Latino/a immigrants in the United States may face any number of common acculturative stressors including a lack of stable employment, discrimination, legal difficulties, or not speaking English, among others. Resulting behavioral and emotional health issues often go unaddressed due to a lack of specialist mental health providers available to this community.
Uninsured, largely undocumented, Spanish-speaking immigrants in the Fair Haven community now have improved access to much-needed mental health services thanks to the HAVEN Free Clinic Behavioral Health Program for Depression. The program is a model for integrating mental health interventions into the services of a student managed free clinic.
Utilizing Spanish-speaking student volunteers who are supervised by a team of psychiatrists and psychologists, the program provides free first-line services for mild-to-moderate depression including mental health education, social services, and modified behavioral activation exercises.
"The immigrant community has limited access to mental health services because of barriers within the health care system," said Marco Ramos, an MD/PhD student at Yale School of Medicine and the program's coordinator. "At HAVEN, we often see how the social stress of immigrating to the United States has negatively impacted the health of our patients. These stressors can make life extremely difficult."
Program volunteers administer an individualized psychoeducational curriculum based on the promotora (community health worker) model developed at the University of California, Berkeley. Medical student facilitators promote patient behaviors (e.g. exercise) that are associated with psychological health and volunteers in the clinic's Social Services Department connect patients with community resources.
To prepare the volunteers, Yale School of Medicine psychologists and psychiatrists train medical students in the principles of motivational interviewing and common strategies for engagement, population health, quality improvement methods, and mental health education.
"The program serves as a model for expanding access to mental health services by rational task shifting," said Andres Barkil-Oteo, MD, MSc. "The program is a hands-on introduction to the field of public psychiatry and the challenges of providing culturally-competent care with limited resources."

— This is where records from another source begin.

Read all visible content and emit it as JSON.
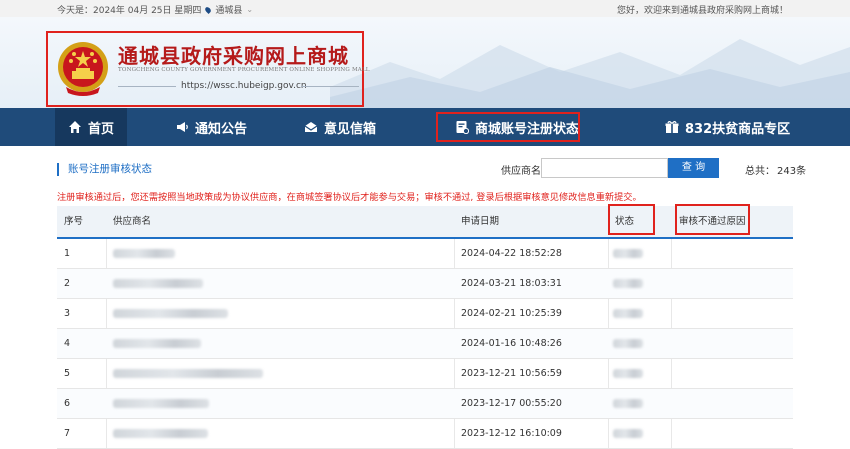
{
  "topbar": {
    "date_text": "今天是：2024年 04月 25日 星期四",
    "location": "通城县",
    "welcome": "您好，欢迎来到通城县政府采购网上商城！"
  },
  "header": {
    "title_cn": "通城县政府采购网上商城",
    "title_en": "TONGCHENG COUNTY GOVERNMENT PROCUREMENT ONLINE SHOPPING MALL",
    "url": "https://wssc.hubeigp.gov.cn"
  },
  "nav": {
    "items": [
      {
        "label": "首页",
        "icon": "home-icon"
      },
      {
        "label": "通知公告",
        "icon": "megaphone-icon"
      },
      {
        "label": "意见信箱",
        "icon": "mail-icon"
      },
      {
        "label": "商城账号注册状态",
        "icon": "registration-icon"
      },
      {
        "label": "832扶贫商品专区",
        "icon": "gift-icon"
      }
    ]
  },
  "content": {
    "section_title": "账号注册审核状态",
    "search_label": "供应商名:",
    "search_value": "",
    "search_placeholder": "",
    "search_button": "查 询",
    "total_label": "总共：",
    "total_value": "243条",
    "notice": "注册审核通过后，您还需按照当地政策成为协议供应商，在商城签署协议后才能参与交易；审核不通过, 登录后根据审核意见修改信息重新提交。"
  },
  "table": {
    "headers": [
      "序号",
      "供应商名",
      "申请日期",
      "状态",
      "审核不通过原因"
    ],
    "rows": [
      {
        "no": "1",
        "date": "2024-04-22 18:52:28"
      },
      {
        "no": "2",
        "date": "2024-03-21 18:03:31"
      },
      {
        "no": "3",
        "date": "2024-02-21 10:25:39"
      },
      {
        "no": "4",
        "date": "2024-01-16 10:48:26"
      },
      {
        "no": "5",
        "date": "2023-12-21 10:56:59"
      },
      {
        "no": "6",
        "date": "2023-12-17 00:55:20"
      },
      {
        "no": "7",
        "date": "2023-12-12 16:10:09"
      }
    ]
  },
  "colors": {
    "nav_bg": "#1f4b7a",
    "accent_blue": "#1f6fc5",
    "highlight_red": "#e0221d",
    "title_red": "#b51a1a"
  }
}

Task-shifting, as defined by the World Health Organization, is the rational reassignment, as appropriate, of tasks from highly qualified health workers to health workers who have less extensive training in order to make more efficient use of the available workforce. Experience with both rational task-shifting and the promotora model of care serve as useful preparation for students interested in the practice of medicine in a global context.
Barkil-Oteo is a faculty advisor to the program, along with Michelle Silva, PsyD. Both Barkil-Oteo and Silva are assistant professors of psychiatry at Yale School of Medicine.
Robert Rohrbaugh, MD, professor of psychiatry and deputy chair for education and career development in psychiatry, and Peter Ellis, MD, MPH, assistant professor of medicine, serve as senior advisors to the program.
The Behavioral Health Program began in 2012 with the assistance of a Helping Hands Grant from the American Psychiatric Foundation.
The HAVEN Free Clinic is a student-run primary care clinic partnered with Fair Haven Community Health Center (FHCHC) and Yale University. The clinic is unique in its inclusion of students across the disciplines of medicine, nursing, physician’s associates, and public health.